The study, by the National Institutes of Health, offers evidence of a link between morning sickness and a lower risk of miscarriage. It was conducted by researchers at NIH’s Eunice Kennedy Shriver National Institute of Child Health and Human Development (NICHD) and other institutions. The results have been published in JAMA Internal Medicine.

“It’s a common thought that nausea indicates a healthy pregnancy, but there wasn’t a lot of high-quality evidence to support this belief,” said the study’s first author, Stefanie N. Hinkle, PhD, a staff scientist in NICHD’s Epidemiology Branch. “Our study evaluates symptoms from the earliest weeks of pregnancy, immediately after conception, and confirms that there is a protective association between nausea and vomiting and a lower risk of pregnancy loss.”

Hinkle and her team examined data from the Effects of Aspirin in Gestation and Reproduction (EAGeR) trial. That study looked at whether women had experienced one or two pregnancy losses and who took a dose of aspirin each day were less likely to have a loss in the future.

The scientists only looked at data from the women in the study who had a positive pregnancy test. Daily, these women recorded their experiences of nausea and vomiting in the second through the eighth week of their pregnancies.  They also filled out a monthly questionnaire detailing their symptoms through the thirty-sixth week of their pregnancy. Hinkle and her colleagues noted that most previous studies on pregnancy loss and were not able to obtain such detailed information on symptoms in the early weeks of pregnancy. Usually the research relied on the women’s recollection of symptoms much later in pregnancy or after they had experienced a loss.

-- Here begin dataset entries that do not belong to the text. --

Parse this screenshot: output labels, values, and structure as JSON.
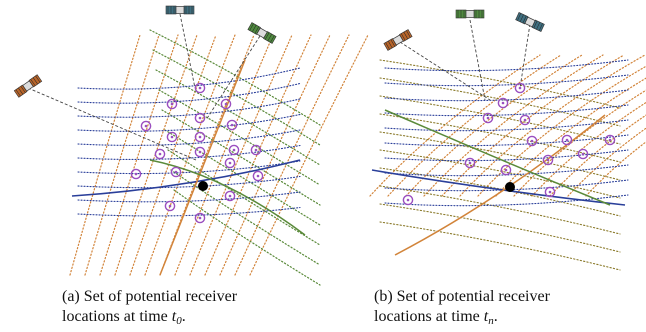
{
  "panels": [
    {
      "caption_label": "(a)",
      "caption_line1": "Set of potential receiver",
      "caption_line2_prefix": "locations at time ",
      "time_symbol": "t",
      "time_subscript": "0",
      "caption_suffix": "."
    },
    {
      "caption_label": "(b)",
      "caption_line1": "Set of potential receiver",
      "caption_line2_prefix": "locations at time ",
      "time_symbol": "t",
      "time_subscript": "n",
      "caption_suffix": "."
    }
  ],
  "colors": {
    "blue_arcs": "#2a3f9a",
    "orange_arcs": "#d2843a",
    "green_arcs": "#5a8a3a",
    "olive_arcs": "#8a7a2a",
    "candidate_circle": "#9b4fc0",
    "true_location": "#000000",
    "satellite_orange": "#b8652a",
    "satellite_green": "#4f8a3f",
    "satellite_teal": "#3f6f80"
  },
  "icons": [
    "satellite-icon"
  ]
}
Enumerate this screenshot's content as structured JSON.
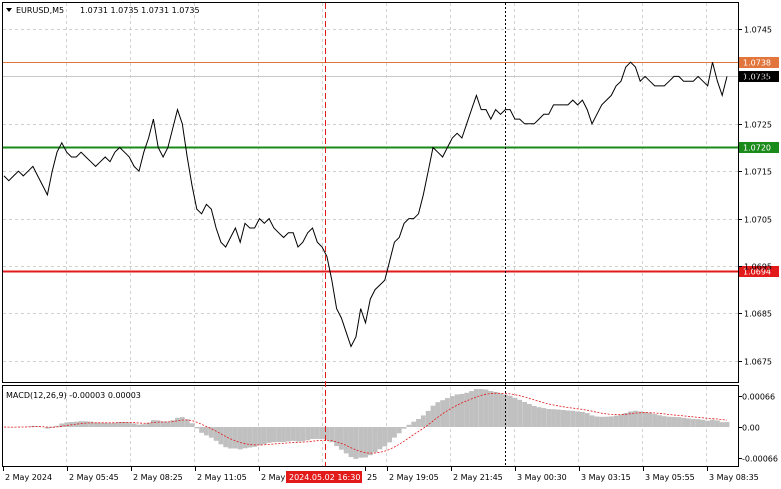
{
  "header": {
    "dropdown_icon": "triangle-down-icon",
    "symbol": "EURUSD,M5",
    "ohlc": "1.0731 1.0735 1.0731 1.0735"
  },
  "price_axis": {
    "ticks": [
      "1.0745",
      "1.0735",
      "1.0725",
      "1.0715",
      "1.0705",
      "1.0695",
      "1.0685",
      "1.0675"
    ],
    "tick_values": [
      1.0745,
      1.0735,
      1.0725,
      1.0715,
      1.0705,
      1.0695,
      1.0685,
      1.0675
    ],
    "range": [
      1.06705,
      1.07505
    ]
  },
  "levels": [
    {
      "label": "1.0738",
      "value": 1.0738,
      "color": "#e2753b"
    },
    {
      "label": "1.0735",
      "value": 1.0735,
      "color": "#c8c8c8"
    },
    {
      "label": "1.0720",
      "value": 1.072,
      "color": "#1a8a1a"
    },
    {
      "label": "1.0694",
      "value": 1.0694,
      "color": "#e31a1a"
    }
  ],
  "macd": {
    "title": "MACD(12,26,9) -0.00003 0.00003",
    "ticks": [
      "0.00066",
      "0.00",
      "-0.00066"
    ],
    "tick_values": [
      0.00066,
      0,
      -0.00066
    ]
  },
  "time_axis": {
    "labels": [
      "2 May 2024",
      "2 May 05:45",
      "2 May 08:25",
      "2 May 11:05",
      "2 May",
      "25",
      "2 May 19:05",
      "2 May 21:45",
      "3 May 00:30",
      "3 May 03:15",
      "3 May 05:55",
      "3 May 08:35"
    ],
    "crosshair_label": "2024.05.02 16:30"
  },
  "colors": {
    "price_line": "#000000",
    "grid": "#c0c0c0",
    "crosshair": "#e31a1a",
    "histogram": "#c0c0c0",
    "signal": "#e31a1a",
    "border": "#000000"
  },
  "chart_data": {
    "type": "line",
    "title": "EURUSD,M5",
    "ylim": [
      1.06705,
      1.07505
    ],
    "series": [
      {
        "name": "EURUSD",
        "values": [
          1.0714,
          1.0713,
          1.0714,
          1.0715,
          1.0714,
          1.0715,
          1.0716,
          1.0714,
          1.0712,
          1.071,
          1.0715,
          1.0719,
          1.0721,
          1.0719,
          1.0718,
          1.0718,
          1.0719,
          1.0718,
          1.0717,
          1.0716,
          1.0717,
          1.0718,
          1.0717,
          1.0719,
          1.072,
          1.0719,
          1.0718,
          1.0716,
          1.0715,
          1.0719,
          1.0722,
          1.0726,
          1.072,
          1.0718,
          1.072,
          1.0724,
          1.0728,
          1.0725,
          1.0718,
          1.0712,
          1.0707,
          1.0706,
          1.0708,
          1.0707,
          1.0703,
          1.07,
          1.0699,
          1.0701,
          1.0703,
          1.07,
          1.0704,
          1.0703,
          1.0703,
          1.0705,
          1.0704,
          1.0705,
          1.0703,
          1.0702,
          1.0701,
          1.0702,
          1.0702,
          1.0699,
          1.07,
          1.0702,
          1.0703,
          1.07,
          1.0699,
          1.0697,
          1.0692,
          1.0686,
          1.0684,
          1.0681,
          1.0678,
          1.068,
          1.0686,
          1.0683,
          1.0688,
          1.069,
          1.0691,
          1.0692,
          1.0696,
          1.07,
          1.0701,
          1.0704,
          1.0705,
          1.0705,
          1.0706,
          1.071,
          1.0715,
          1.072,
          1.0719,
          1.0718,
          1.072,
          1.0722,
          1.0723,
          1.0722,
          1.0725,
          1.0728,
          1.0731,
          1.0728,
          1.0728,
          1.0726,
          1.0728,
          1.0727,
          1.0728,
          1.0728,
          1.0726,
          1.0726,
          1.0725,
          1.0725,
          1.0725,
          1.0726,
          1.0727,
          1.0727,
          1.0729,
          1.0729,
          1.0729,
          1.0729,
          1.073,
          1.0729,
          1.073,
          1.0728,
          1.0725,
          1.0727,
          1.0729,
          1.073,
          1.0731,
          1.0733,
          1.0734,
          1.0737,
          1.0738,
          1.0737,
          1.0734,
          1.0735,
          1.0734,
          1.0733,
          1.0733,
          1.0733,
          1.0734,
          1.0735,
          1.0735,
          1.0734,
          1.0734,
          1.0734,
          1.0735,
          1.0734,
          1.0733,
          1.0738,
          1.0734,
          1.0731,
          1.0735
        ]
      }
    ]
  }
}
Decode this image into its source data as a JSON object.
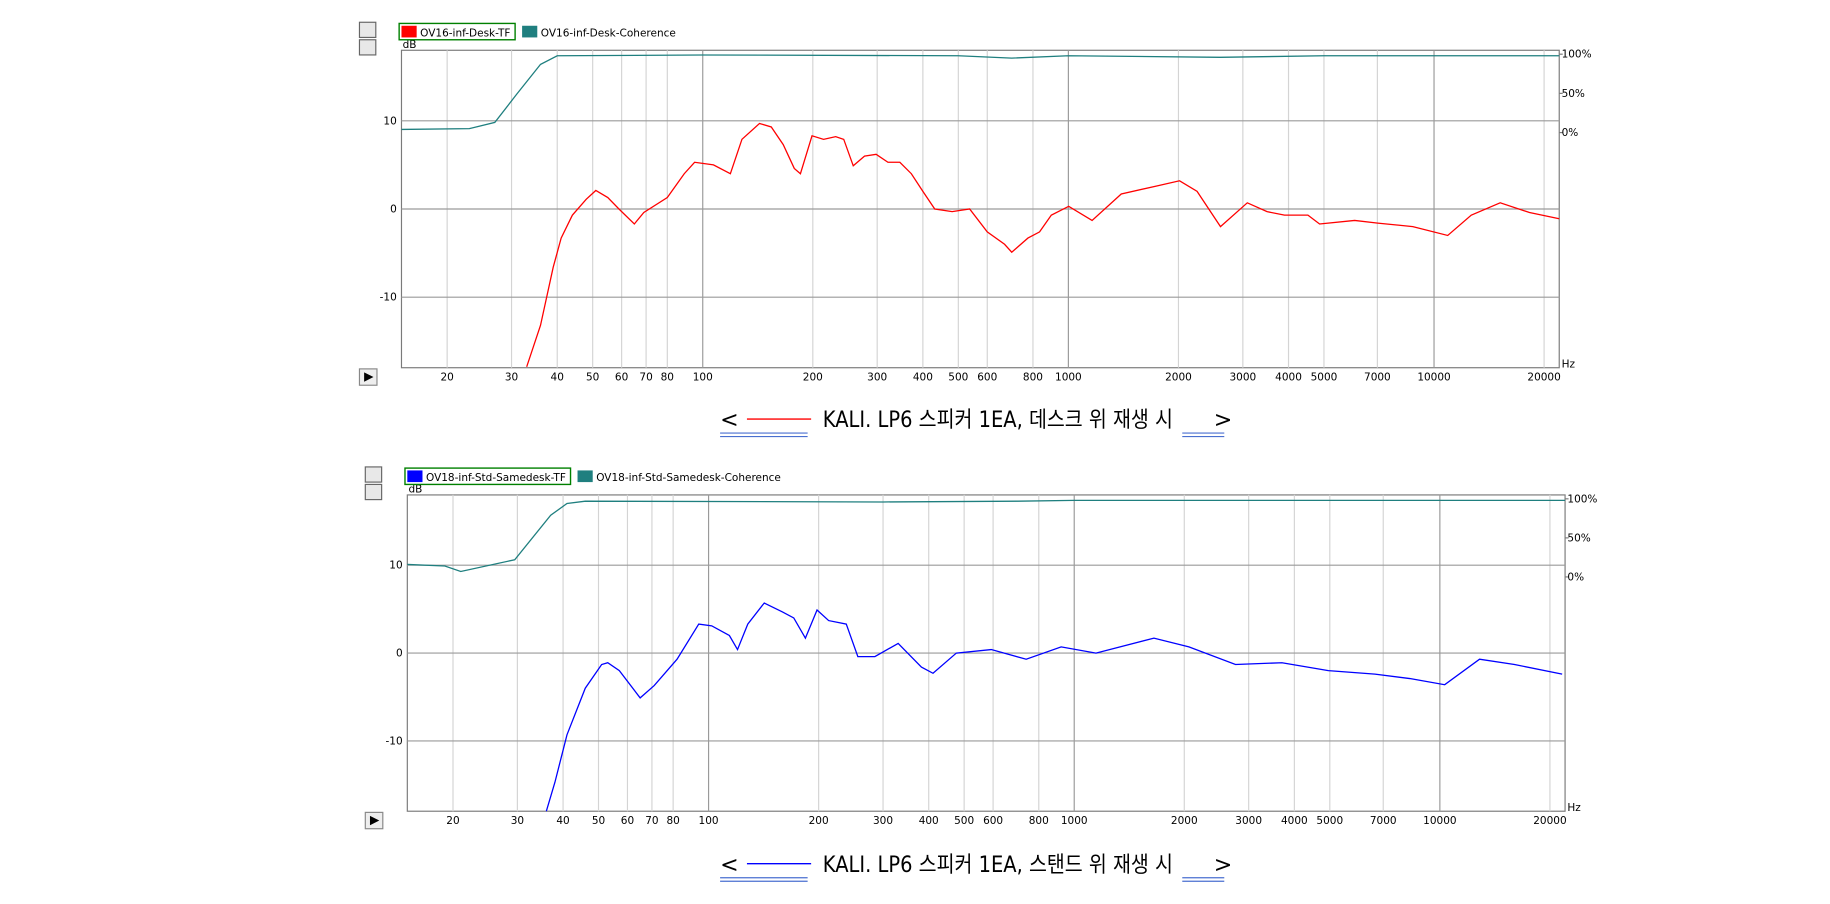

797 women had positive pregnancy tests in the EAGeR trial; 188 pregnancies ended in loss. By the end of the second month of pregnancy, 57.3 percent of the women reported experiencing nausea and 26.6 percent reported nausea with vomiting. compared to those who had not experienced nausea alone or nausea accompanied by vomiting, these women were 50 to 75 percent less likely to experience a pregnancy loss.